As to my opinion, I think you can probably make it out from the forgoing.

Renegade Saint
25th December 2011, 13:00
Im sure there's another thread where people can feed their fetishes for long dead and irrelevant communists like Che and Hoxha. This is about a different dead/irrelevant 'communist' leader.

Ismail
25th December 2011, 15:21
Im sure there's another thread where people can feed their fetishes for long dead and irrelevant communists like Che and Hoxha. This is about a different dead/irrelevant 'communist' leader.Well not many people are talking about Kim Il Sung. Hoxha called Kim a pseudo-Marxist, which seems to be the general impression of him. Of course like Kim, Che also dabbled in "creative" "applications" of Marxism-Leninism. In Che's case it led to his death via "foco," in Kim's case it led to Juche, which winded up negating Marxism-Leninism.

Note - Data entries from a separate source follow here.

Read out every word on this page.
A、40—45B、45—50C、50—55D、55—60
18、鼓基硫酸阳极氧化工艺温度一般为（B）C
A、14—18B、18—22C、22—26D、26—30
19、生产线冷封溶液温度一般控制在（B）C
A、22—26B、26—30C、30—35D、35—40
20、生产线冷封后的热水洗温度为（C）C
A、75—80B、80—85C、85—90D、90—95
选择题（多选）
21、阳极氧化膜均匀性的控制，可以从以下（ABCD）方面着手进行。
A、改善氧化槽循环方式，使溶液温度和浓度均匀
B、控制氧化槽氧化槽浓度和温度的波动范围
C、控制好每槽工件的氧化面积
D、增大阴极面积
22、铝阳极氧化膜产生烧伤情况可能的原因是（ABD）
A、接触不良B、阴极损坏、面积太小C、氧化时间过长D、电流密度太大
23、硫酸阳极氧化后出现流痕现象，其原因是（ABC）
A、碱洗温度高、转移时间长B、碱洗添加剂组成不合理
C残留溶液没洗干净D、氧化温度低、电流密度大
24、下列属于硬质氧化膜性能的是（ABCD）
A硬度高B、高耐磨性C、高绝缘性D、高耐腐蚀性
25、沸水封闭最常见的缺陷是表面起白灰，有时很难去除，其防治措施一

It's also odd for you to call Hoxha "irrelevant" yet you're a member of the ISO. Not like Trotsky is super-"relevant" (whatever that means) either.

Renegade Saint
25th December 2011, 22:01
Well not many people are talking about Kim Il Sung. Hoxha called Kim a pseudo-Marxist, which seems to be the general impression of him. Of course like Kim, Che also dabbled in "creative" "applications" of Marxism-Leninism. In Che's case it led to his death via "foco," in Kim's case it led to Juche, which winded up negating Marxism-Leninism.

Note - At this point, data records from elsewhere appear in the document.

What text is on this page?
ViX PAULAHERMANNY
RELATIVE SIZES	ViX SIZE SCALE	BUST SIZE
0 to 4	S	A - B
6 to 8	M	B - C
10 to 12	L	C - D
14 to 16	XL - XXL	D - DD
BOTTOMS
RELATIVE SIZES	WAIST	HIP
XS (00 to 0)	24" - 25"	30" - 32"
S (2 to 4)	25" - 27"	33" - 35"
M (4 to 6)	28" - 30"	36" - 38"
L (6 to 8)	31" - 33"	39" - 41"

It's also odd for you to call Hoxha "irrelevant" yet you're a member of the ISO. Not like Trotsky is super-"relevant" (whatever that means) either.
:laugh:
The difference is that hundreds of groups and thousands of people world-wide still read Trotsky and trace their ideological roots to Trotsky. You could fit all the people who proclaim they 'stand in the tradition' of Hoxha in a largish phone booth.

Ismail
26th December 2011, 00:10
The difference is that hundreds of groups and thousands of people world-wide still read Trotsky and trace their ideological roots to Trotsky. You could fit all the people who proclaim they 'stand in the tradition' of Hoxha in a largish phone booth.There are parties that consider themselves supportive in the main of Enver Hoxha in countries like Ecuador and Tunisia, where they have seats in their respective countries' legislatures. The PCdoB was/is a significant communist party which abandoned its pro-Albania line in the early 90's, but is just one example of the fact that there were plenty of parties adhering to the Albanian line in the 70's and 80's.

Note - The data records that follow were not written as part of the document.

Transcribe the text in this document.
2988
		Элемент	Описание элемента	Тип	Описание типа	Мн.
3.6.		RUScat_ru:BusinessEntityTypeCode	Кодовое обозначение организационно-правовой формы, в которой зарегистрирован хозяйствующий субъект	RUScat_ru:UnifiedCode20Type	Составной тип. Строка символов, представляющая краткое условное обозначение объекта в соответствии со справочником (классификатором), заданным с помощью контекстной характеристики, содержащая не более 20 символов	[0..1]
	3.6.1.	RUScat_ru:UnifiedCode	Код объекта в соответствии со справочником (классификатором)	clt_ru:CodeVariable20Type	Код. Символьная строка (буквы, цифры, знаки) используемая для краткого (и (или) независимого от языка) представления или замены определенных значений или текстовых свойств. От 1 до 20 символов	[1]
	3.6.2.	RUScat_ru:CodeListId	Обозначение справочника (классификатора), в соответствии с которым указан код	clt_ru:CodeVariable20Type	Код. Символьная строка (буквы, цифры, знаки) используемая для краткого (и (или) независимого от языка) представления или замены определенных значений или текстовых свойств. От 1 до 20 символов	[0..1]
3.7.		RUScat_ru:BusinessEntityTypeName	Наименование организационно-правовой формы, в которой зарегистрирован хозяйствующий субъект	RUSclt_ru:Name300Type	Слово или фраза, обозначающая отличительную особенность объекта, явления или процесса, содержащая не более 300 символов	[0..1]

In fact, speaking in terms of influence, pro-Hoxha parties were probably more influential than Trotskyist ones in the 1980's. Trotskyists had entryism into Labour in the UK, whereas pro-Hoxha parties had an armed presence in countries like Colombia, Ecuador, Venezuela, and in the 70's Brazil. There was also a pro-Albanian party in Nicaragua which had two seats in its legislature during the Sandinista period. In addition both Burkina Faso and Mali had significant pro-Hoxha movements, the former splitting over whether or not to support Thomas Sankara and the latter being involved in student and worker unrest against the military regime of Moussa Traoré.

The significance of the pro-Albanian movement worldwide was as such that even bourgeois nationalists toyed with it. Sinn Féin passed a resolution in the mid-80's calling Albania a model socialist country, and in the late 80's Meles Zenawi (then a guerrilla leader against the Mengistu regime) said the same. Of course both quickly pretended they never said those things soon after, but it still demonstrates the influence.

MarxSchmarx
9th January 2012, 06:34
I just came across this thread.

Ismail and Manic Expression - this thread has been severely derailed and I am splitting off the bulk of this Stalin-Hoxha-Che stuff here:
http://www.revleft.com/vb/stalin-che-and-t166643/index.html?t=166643

Continue your conversation there if you must, but this isn't the place. There will be verbal warnings to anybody who is inclined to see that this thread get derailed further.